For the past three years I have been facilitating professional development courses at Powerful Learning Practice, before that I was a 5th grade teacher for four years. I loved the classroom, loved my kids, but my family was relocating and growing, so I(we) decided that we would change things for a little bit.

The transition was a little rocky….going from face-to-face kids, to online adults. Where I felt confident as a classroom teacher, I struggled as a new online facilitator. Looking back though it has been an amazing journey,  I’m constantly learning, growing and connecting through the classes I facilitate.

I have come to truly love what I do and look forward to every new session, here are my top 5 reasons why: 

1. Educators

Almost every participant in my courses are there by choice, they want to learn and do more for their students. It’s so inspiring to hear their experiences and excitement for trying new things. Whenever I see negativity about teachers and schools, I think about these teachers and how they give their personal time and sometimes spend their own money, because they want to try something new for their students. I wish more people recognized this.

2. The Sharing of Ideas 

Having many different perspectives and experiences in a course encourages a variety of ideas to be shared. Even if two people have totally different roles in education, they can still borrow and remix each others ideas.

3. Connecting

Many times my participants are from all over.
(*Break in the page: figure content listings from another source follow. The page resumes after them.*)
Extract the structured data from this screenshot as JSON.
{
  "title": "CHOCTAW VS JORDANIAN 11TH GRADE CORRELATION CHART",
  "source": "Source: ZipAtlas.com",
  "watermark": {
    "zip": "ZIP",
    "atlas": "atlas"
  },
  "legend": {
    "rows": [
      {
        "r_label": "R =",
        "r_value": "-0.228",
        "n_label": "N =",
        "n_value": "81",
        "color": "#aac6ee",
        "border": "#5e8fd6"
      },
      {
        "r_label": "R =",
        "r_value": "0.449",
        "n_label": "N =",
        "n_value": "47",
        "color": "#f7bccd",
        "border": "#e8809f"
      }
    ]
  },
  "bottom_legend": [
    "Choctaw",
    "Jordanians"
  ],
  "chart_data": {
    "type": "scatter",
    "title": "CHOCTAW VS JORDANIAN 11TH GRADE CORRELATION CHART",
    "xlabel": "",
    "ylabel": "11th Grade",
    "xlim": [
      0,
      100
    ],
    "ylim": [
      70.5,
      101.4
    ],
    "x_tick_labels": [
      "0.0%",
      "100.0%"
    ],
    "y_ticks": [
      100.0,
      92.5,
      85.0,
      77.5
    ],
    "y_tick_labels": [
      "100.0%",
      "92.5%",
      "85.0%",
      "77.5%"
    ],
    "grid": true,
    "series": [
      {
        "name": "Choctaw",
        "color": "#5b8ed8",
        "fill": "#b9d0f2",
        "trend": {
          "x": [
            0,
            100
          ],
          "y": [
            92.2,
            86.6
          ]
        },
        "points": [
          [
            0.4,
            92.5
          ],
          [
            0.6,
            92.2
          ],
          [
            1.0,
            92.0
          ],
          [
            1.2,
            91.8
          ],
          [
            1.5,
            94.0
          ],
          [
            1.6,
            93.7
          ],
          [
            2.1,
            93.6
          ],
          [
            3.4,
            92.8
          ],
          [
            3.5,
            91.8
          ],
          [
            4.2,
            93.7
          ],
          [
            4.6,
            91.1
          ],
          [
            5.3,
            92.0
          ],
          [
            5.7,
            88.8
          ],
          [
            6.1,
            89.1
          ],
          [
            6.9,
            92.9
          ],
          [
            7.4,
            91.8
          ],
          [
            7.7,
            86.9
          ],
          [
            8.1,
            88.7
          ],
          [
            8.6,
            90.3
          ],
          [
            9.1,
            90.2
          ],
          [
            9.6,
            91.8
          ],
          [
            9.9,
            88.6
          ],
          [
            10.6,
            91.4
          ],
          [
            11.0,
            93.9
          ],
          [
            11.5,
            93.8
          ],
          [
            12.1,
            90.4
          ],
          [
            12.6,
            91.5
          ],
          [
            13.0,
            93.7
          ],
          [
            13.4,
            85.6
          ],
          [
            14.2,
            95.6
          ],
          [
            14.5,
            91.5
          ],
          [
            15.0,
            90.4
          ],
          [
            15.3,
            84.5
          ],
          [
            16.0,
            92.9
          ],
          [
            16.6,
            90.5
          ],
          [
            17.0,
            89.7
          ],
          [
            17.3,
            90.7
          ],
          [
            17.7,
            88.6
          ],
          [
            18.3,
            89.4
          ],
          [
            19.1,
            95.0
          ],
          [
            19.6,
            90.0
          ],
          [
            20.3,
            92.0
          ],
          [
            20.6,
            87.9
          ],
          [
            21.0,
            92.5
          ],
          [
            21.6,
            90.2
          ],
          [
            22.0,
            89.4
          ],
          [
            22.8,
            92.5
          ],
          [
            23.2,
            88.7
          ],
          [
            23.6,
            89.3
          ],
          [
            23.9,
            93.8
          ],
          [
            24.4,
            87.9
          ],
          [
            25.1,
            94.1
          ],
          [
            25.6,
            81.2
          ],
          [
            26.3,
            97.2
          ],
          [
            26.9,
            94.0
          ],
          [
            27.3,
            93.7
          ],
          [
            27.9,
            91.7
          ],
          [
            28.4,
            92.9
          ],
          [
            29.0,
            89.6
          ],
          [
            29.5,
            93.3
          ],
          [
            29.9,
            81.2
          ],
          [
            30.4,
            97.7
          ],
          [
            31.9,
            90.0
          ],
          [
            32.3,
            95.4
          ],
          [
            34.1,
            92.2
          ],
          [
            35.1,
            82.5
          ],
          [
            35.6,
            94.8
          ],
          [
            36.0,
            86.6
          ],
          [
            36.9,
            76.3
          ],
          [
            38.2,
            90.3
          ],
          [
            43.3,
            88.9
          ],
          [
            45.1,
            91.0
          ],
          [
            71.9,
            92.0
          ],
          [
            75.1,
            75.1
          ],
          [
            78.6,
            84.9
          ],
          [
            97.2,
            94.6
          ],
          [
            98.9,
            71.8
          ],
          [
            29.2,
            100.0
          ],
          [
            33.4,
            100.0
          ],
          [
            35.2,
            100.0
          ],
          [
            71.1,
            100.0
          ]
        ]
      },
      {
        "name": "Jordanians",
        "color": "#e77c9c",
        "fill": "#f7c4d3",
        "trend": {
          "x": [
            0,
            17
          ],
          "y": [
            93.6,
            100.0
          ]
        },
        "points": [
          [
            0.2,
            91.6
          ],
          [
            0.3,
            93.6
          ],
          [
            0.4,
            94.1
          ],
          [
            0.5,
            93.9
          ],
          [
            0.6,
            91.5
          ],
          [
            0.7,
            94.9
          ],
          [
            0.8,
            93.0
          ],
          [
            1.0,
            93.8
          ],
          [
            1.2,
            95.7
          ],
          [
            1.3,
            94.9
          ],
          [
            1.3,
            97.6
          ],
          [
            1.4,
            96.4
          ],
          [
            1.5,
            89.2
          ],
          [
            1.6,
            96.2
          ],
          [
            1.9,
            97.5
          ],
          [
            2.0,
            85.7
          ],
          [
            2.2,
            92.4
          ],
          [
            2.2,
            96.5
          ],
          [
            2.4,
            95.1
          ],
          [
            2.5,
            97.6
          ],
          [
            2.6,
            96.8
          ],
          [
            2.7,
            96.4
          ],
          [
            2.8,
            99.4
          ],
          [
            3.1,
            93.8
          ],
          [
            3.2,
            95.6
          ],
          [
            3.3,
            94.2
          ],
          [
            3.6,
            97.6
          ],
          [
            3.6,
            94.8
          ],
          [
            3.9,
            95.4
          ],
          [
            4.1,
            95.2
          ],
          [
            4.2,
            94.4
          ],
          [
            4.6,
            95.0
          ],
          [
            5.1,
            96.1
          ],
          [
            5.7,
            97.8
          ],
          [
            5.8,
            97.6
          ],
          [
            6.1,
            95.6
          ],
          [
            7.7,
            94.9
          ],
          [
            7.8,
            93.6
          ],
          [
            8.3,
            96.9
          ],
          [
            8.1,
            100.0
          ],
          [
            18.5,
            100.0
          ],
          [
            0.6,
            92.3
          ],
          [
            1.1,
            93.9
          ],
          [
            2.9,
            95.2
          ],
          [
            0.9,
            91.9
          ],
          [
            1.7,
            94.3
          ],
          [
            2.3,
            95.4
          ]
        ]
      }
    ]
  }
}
When we do a group project and people are collaborating from different parts of the United States or the world, I think it’s a powerful experience for everyone, I love watching group projects unfold!

4.  I am Always Learning 

No matter how many times I’ve lead a course, I always learn something new. With all of the unique experiences and backgrounds of my participants, every section of a course is different.

5. I get a front row seat to change 

I get to watch participants go through new ideas, use new tools, pick what works for them, and then apply it in some way to their teaching. Even if it’s the tiniest change(which I encourage), it’s fun to think about all of the possibility it holds.